津田塾大学は9月30日、第12回津田梅子賞の受賞者を、女性として初めて官僚トップの事務次官となった松原亘子(のぶこ)氏(81)に決定したと発表した。
同賞は、同大創立者でクリスチャンの津田梅子(1864~1929)のパイオニア精神にちなみ、女性の可能性を広げる取り組みを行っている個人や団体、先駆的な活動を展開してきた女性らに贈られる。同大創立110年の2010年に創設された。
松原氏は1941年、島根県生まれ。東京大学教養学部卒業後、労働省(現・厚生労働省)入省。婦人少年局(当時)の配属になって以降、働く女性に関わる多くの法律に関わり、男女雇用機会均等法の制定・施行などに取り組んだ。
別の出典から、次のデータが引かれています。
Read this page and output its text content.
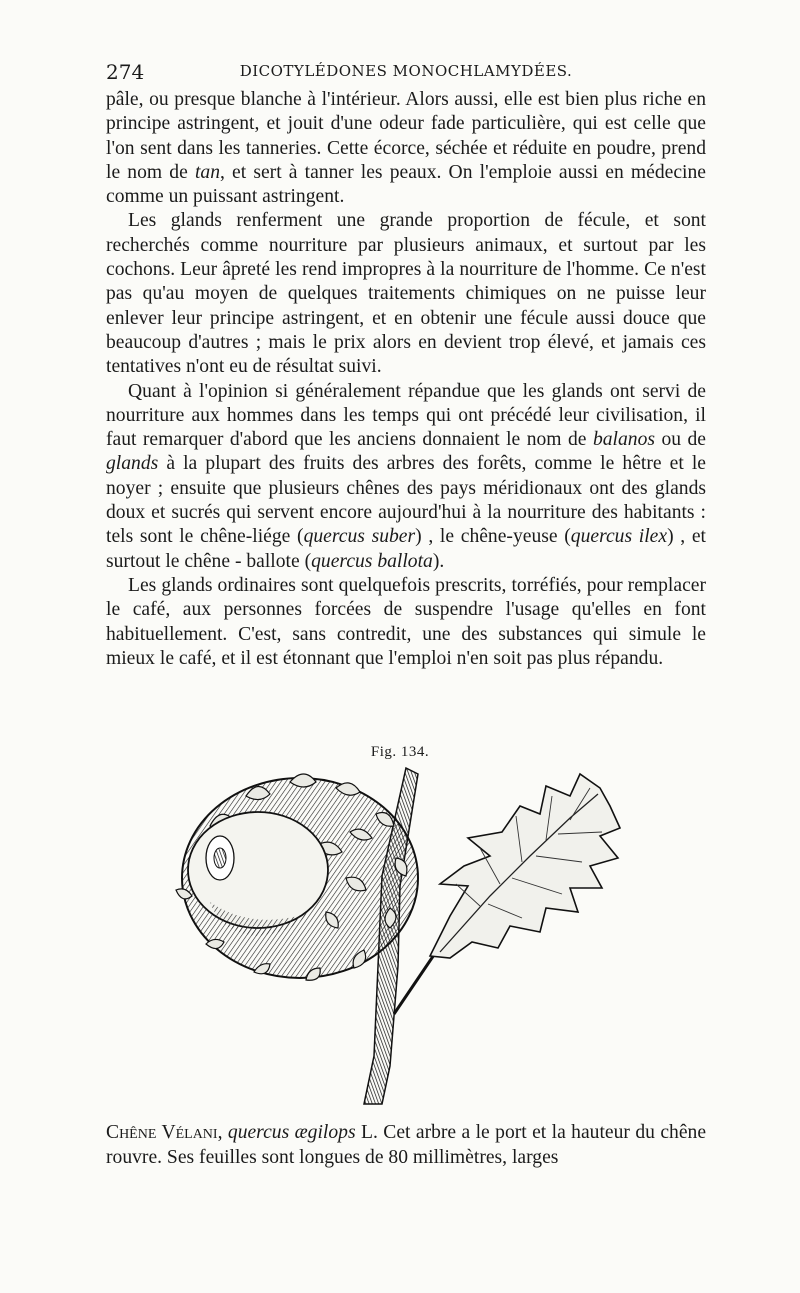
274	DICOTYLÉDONES MONOCHLAMYDÉES.

pâle, ou presque blanche à l'intérieur. Alors aussi, elle est bien plus riche en principe astringent, et jouit d'une odeur fade particulière, qui est celle que l'on sent dans les tanneries. Cette écorce, séchée et réduite en poudre, prend le nom de tan, et sert à tanner les peaux. On l'emploie aussi en médecine comme un puissant astringent.

Les glands renferment une grande proportion de fécule, et sont recherchés comme nourriture par plusieurs animaux, et surtout par les cochons. Leur âpreté les rend impropres à la nourriture de l'homme. Ce n'est pas qu'au moyen de quelques traitements chimiques on ne puisse leur enlever leur principe astringent, et en obtenir une fécule aussi douce que beaucoup d'autres ; mais le prix alors en devient trop élevé, et jamais ces tentatives n'ont eu de résultat suivi.

Quant à l'opinion si généralement répandue que les glands ont servi de nourriture aux hommes dans les temps qui ont précédé leur civilisation, il faut remarquer d'abord que les anciens donnaient le nom de balanos ou de glands à la plupart des fruits des arbres des forêts, comme le hêtre et le noyer ; ensuite que plusieurs chênes des pays méridionaux ont des glands doux et sucrés qui servent encore aujourd'hui à la nourriture des habitants : tels sont le chêne-liége (quercus suber) , le chêne-yeuse (quercus ilex) , et surtout le chêne - ballote (quercus ballota).

Les glands ordinaires sont quelquefois prescrits, torréfiés, pour remplacer le café, aux personnes forcées de suspendre l'usage qu'elles en font habituellement. C'est, sans contredit, une des substances qui simule le mieux le café, et il est étonnant que l'emploi n'en soit pas plus répandu.

Fig. 134.
Chêne Vélani, quercus ægilops L. Cet arbre a le port et la hauteur du chêne rouvre. Ses feuilles sont longues de 80 millimètres, larges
同局はその後、婦人局、女性局と名称を変え、現在は雇用均等・児童家庭局となっている。
婦人局長時代には、現在の育児・介護休業法の前身となる法律やパートタイム労働法の制定・施行を担当。その後、労働基準局長、労政局長を経て、1997年に労働事務次官に就任。労働省における官僚(国家公務員)トップの立場になった。
後の厚生労働省で、村木厚子氏が厚生労働事務次官を務めるが、女性で事務次官になったのはこの2人のみ。他省ではこれまで女性の事務次官は誕生しておらず、同大は「省庁は依然、男性社会である中、松原氏の業績は津田梅子賞に相応しいといえる」とした。
贈賞式は、9日に同大小平キャンパス(東京都小平市)で開催される「2022年度津田梅子記念会&ホームカミングデー」のプログラム内で行われる。当日の模様はユーチューブでライブ配信される予定。